WASHINGTON – The nominated candidate to be the best US diplomat for East Asia said on Tuesday that Washington should develop its relationship with Taiwan in every sector, hours after China’s biggest report to date in the island’s air defense zone.
Daniel Kritenbrink said it was important for Washington to demonstrate its intention to meet its ‘rock-solid obligations’ to Taiwan in the face of pressure from China, which claims the self-governing island as its own territory.
“This is … we need to further develop our strong relationship with Taiwan in every sector,” Kritenbrink said during a Senate Foreign Relations Review Committee on his appointment as Assistant Secretary of State for East Asia.
Earlier, Taiwan said 28 Chinese aircraft, including fighters and nuclear bombers, had entered its air defense zone.
The group of seven leaders issued a statement on Sunday in which they scolded China over a series of issues and underlined the importance of peace and stability across the Strait, saying that China is being called a ‘slander’.
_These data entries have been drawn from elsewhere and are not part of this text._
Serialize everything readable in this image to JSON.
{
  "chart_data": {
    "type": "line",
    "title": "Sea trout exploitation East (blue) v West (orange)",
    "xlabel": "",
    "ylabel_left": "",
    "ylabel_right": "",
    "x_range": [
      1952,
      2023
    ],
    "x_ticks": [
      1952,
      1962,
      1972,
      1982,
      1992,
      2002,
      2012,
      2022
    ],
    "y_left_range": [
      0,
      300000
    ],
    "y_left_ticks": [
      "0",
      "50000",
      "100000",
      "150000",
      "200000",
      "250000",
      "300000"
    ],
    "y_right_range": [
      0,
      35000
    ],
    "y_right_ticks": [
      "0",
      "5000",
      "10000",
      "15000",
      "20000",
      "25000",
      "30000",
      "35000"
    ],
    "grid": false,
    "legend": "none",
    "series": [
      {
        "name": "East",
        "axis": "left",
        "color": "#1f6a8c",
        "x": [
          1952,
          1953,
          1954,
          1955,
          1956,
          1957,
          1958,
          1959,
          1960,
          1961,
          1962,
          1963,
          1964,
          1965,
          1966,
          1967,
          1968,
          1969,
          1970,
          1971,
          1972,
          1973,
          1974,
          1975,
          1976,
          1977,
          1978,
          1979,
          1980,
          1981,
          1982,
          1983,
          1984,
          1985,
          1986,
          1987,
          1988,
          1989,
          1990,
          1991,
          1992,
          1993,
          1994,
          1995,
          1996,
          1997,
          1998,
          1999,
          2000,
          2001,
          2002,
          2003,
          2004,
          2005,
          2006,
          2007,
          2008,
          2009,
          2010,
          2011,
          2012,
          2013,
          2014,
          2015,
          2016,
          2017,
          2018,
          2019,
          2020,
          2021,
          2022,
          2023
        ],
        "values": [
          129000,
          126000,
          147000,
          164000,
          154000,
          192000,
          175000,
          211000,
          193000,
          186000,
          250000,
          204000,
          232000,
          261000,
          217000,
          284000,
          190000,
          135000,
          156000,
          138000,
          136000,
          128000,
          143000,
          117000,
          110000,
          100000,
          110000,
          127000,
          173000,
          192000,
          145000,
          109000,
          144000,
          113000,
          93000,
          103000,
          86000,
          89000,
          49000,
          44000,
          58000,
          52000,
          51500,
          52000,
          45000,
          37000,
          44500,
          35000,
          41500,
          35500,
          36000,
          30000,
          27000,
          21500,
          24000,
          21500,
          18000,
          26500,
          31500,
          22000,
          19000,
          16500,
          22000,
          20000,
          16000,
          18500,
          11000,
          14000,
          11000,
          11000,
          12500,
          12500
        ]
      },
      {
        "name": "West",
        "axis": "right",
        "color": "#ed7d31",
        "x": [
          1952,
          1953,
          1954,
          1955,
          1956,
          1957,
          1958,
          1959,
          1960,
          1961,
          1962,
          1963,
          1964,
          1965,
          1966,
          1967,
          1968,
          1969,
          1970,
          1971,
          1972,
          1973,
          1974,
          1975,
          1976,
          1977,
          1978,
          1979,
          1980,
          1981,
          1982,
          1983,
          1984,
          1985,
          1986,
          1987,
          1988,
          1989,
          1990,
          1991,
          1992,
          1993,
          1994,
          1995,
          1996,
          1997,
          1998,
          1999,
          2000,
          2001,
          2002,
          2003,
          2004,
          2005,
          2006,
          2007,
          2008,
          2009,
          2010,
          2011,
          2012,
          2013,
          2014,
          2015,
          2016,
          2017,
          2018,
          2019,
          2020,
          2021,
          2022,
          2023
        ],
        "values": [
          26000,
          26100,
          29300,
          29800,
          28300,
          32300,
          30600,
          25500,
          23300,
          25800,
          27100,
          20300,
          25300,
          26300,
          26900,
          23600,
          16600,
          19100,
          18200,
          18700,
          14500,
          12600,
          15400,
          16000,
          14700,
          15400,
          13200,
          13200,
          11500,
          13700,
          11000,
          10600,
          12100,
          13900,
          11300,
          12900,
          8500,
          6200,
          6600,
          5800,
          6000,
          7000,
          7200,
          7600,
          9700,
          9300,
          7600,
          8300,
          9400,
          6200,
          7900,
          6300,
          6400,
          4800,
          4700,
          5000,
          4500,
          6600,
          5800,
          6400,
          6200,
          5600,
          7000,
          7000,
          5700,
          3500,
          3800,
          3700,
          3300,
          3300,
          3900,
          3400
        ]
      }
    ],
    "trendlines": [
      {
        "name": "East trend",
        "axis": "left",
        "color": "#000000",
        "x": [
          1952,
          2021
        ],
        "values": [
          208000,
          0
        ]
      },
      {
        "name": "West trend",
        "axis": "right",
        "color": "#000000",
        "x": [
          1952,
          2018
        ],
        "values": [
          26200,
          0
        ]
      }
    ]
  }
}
Kritenbrink, a foreign service official who was recently ambassador to Vietnam and a former deputy head of the Chinese mission, was asked whether Washington should switch from a long-standing stance of ‘strategic ambiguity’ to making a clear commitment to defend Taiwan. in the event of a Chinese attack.
He said US ‘one-China’ policies, which formally recognize Beijing and not Taipei, have ensured stability between the strait and Taiwan’s security for many decades.
He added: ‘I do think that maintaining the status quo and security is a dynamic situation. As the threat of [China] growth, as Beijing’s aggressive and bullying behavior toward Taiwan grows, I think our response needs to be calibrated as well. ”
Liu Pengyu, spokesperson for the Chinese embassy, said in a request for comment that Washington should ‘stop increasing its relations with the Taiwan region in any significant way … to seriously damage relations between China and the US and peace and to avoid stability across the Strait. ‘
Kritenbrink described China as “the biggest challenge facing the United States today” and said that new guidelines adopted by the Biden government for relations in Taiwan were “significantly liberalized” and “explicitly designed to to further develop our relationships and our partnership. ” He said Washington should continue to take steps to account for Chinese leaders responsible for what he calls genocide of Uyghurs and other Muslims in the Xinjiang region of China.
“The ongoing genocide in Xinjiang shocks the conscience,” he said. “We estimate more than 1 million Uighurs have been forcibly detained, placed in re-education camps, forced to provide labor and many other disturbing allegations about how they are being treated,” he said.
“We must continue to take action using all the tools the US government has to account for the leaders who carry out these atrocities,” Kritenbrink said.
Liu reiterated Chinese denials of abuse in Xinjiang, saying: “Facts have proven that there has never been a genocide in Xinjiang.”
In a tweet, Sophie Richardson, China’s director for Human Rights Watch, called Kritenbrink’s Xinjiang remarks a ‘strong promise’, adding: ‘Follow critically.’